Changes you might notice with approaching menopause. Most of them are treatable.
Hot Flashes:
Hot flashes occur in up to 75% of women. They typically begin as the sudden sensation of heat centered on the upper chest and face that rapidly becomes generalized. The sensation of heat lasts from two to four minutes, is often associated with profuse perspiration and occasionally palpitations, and is often followed by chills and shivering, and sometimes a feeling of anxiety. Hot flashes usually occur several times per day, although the range may be from only one or two each day to as many as one per hour during the day and night. Hot flashes are particularly common at night.

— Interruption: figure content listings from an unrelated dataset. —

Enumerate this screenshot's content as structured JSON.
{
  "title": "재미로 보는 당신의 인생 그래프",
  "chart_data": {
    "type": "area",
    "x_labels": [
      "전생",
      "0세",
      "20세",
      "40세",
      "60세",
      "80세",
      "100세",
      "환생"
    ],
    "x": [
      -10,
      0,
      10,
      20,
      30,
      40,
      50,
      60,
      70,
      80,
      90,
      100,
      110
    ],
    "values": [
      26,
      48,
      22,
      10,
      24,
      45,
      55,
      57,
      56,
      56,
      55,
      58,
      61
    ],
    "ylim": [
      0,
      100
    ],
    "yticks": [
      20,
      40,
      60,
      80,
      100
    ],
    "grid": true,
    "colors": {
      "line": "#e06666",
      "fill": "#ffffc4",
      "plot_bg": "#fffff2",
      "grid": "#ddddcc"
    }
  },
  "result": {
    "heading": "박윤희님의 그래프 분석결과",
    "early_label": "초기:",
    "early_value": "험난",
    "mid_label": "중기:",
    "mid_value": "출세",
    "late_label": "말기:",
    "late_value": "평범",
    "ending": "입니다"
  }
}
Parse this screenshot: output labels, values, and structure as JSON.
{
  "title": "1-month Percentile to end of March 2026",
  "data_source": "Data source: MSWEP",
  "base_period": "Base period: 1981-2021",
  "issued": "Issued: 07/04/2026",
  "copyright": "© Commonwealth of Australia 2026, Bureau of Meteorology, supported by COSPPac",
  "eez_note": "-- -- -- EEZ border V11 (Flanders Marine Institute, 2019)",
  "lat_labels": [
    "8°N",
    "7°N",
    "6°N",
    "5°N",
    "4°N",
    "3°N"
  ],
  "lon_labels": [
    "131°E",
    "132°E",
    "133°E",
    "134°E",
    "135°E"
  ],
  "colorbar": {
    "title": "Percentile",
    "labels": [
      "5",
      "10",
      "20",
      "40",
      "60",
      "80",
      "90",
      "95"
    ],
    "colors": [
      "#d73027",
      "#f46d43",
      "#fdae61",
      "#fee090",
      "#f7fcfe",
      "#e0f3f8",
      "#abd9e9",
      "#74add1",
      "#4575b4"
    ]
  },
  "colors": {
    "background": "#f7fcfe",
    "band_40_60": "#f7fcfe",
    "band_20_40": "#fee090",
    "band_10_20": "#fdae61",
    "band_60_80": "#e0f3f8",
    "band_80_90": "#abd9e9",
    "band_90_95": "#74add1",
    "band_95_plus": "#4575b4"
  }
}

Hot flashes will usually resolve on their own in 1-5 years, although some women will continue to have hot flashes until after age 70.
Sleep disturbance:
Sometimes caused by hot flashes and other times not clearly understood causes related to menopause and aging.
Vaginal Dryness:
The vagina is very sensitive to estrogen, and estrogen deficiency leads to thinning of the vaginal lining and decreased functioning of vaginal glands. The result is vaginal dryness, itching and often painful intercourse.
Sexual Dysfunction:
Estrogen deficiency leads to a decrease in blood flow to the vagina and vulva. This decrease is a major cause of decreased vaginal lubrication and sexual dysfunction in menopausal women. In animals, estrogen deficiency causes an abnormality in the functioning of the pudendal nerve. The same abnormality may occur in estrogen deficient women, resulting in decreased sensation in the clitoral and vulvar area and sometimes loss of the ability to have an orgasm. This change appears to be completely reversible with estrogen therapy.
Vaginal dryness and painful intercourse may also contribute to reduced sexual function. The elasticity of the vaginal wall may decrease and the entire vagina can become shorter or narrower. These changes are exquisitely sensitive to estrogen therapy.
Urinary symptoms:
Low estrogen production results in atrophy of the lining of the urethra (the canal between the bladder and the vagina). This change predisposes to irritation, urine leakage and recurrent urinary tract infections in many women.
Depression:
Studies that have investigated the relationship between depression and menopause have been conflicting regarding a relationship with decreasing estrogen and depression. However, a significant association between the menopause transition and risk for depression seems apparent overall. In some women, estrogen therapy seems to help some of the symptoms of depression.
Breast Pain:
This is common in the menopause transition and is difficult to treat effectively unless it is associated with bloating.
Menstrual Migraines:
These are migraine headaches that cluster around the onset of each menstrual period. In many women these headaches worsen in frequency and intensity during the menopausal transition.
Skin Changes:
The collagen content of skin and bones is reduced by estrogen deficiency. Decreased skin collagen may lead to an aged appearance and wrinkling of the skin. Skin collagen can be increased with estrogen replacement.
Joint Pain:
Although the prevalence is not known, some women experience diffuse joint pain during the menopausal transition and postmenopausal period. It is unclear if this is related to estrogen deficiency or a rheumatologic disorder, but in the Women’s Health Initiative, women with joint pain or stiffness at baseline were more likely to get relief with combined estrogen-progestin therapy than with placebo.
Balance:
Impaired balance in postmenopausal women may be a central effect of estrogen deficiency.
Bone Loss:
Bone loss occurs during the menopausal transition and this increases risk of fractures. Bone loss can be minimized with calcium and vitamin D supplementation and weight bearing exercise. Bone loss can be reversed with estrogen and testosterone replacement.
Loss of Libido:
A common cause for loss of interest in sex or sex drive during the menopausal transition is related to decreasing production of testosterone by the ovary. Non-oral replacement of testosterone markedly improves libido when there are no other factors involved.
Loss of Energy:
This is a common complaint in the menopausal transition. Estrogen and testosterone replacement both improve energy level, especially testosterone.
Mental Changes:
Memory and Concentration deteriorate in many women during the menopause transition. Estrogen replacement seems to improve memory and concentration in many women. It “lifts the fog” that some women seem to experience with menopause.
Cardiovascular Changes:
After menopause, women’ risk for cardiovascular disease increases and approaches that of men. This risk returns to premenopausal levels with non-oral forms of estrogen replacement.
Ovarian Cancer:
Do high levels of FSH (follicle stimulating hormone) contribute to ovarian cancer occurrence? Some research suggests that it does, and high levels of FSH occur after menopause which is the most common time for ovarian cancer to develop. Estrogen replacement lowers FSH levels. FSH is produced in the brain.
It would be very unusual for any one woman to suffer from all of the menopausal changes listed above. The list probably is not complete and scientific research continues to try and explain menopause. There are many treatments for menopausal changes available. Some treatments are for one or a few specific symptoms, and others are more global in effect.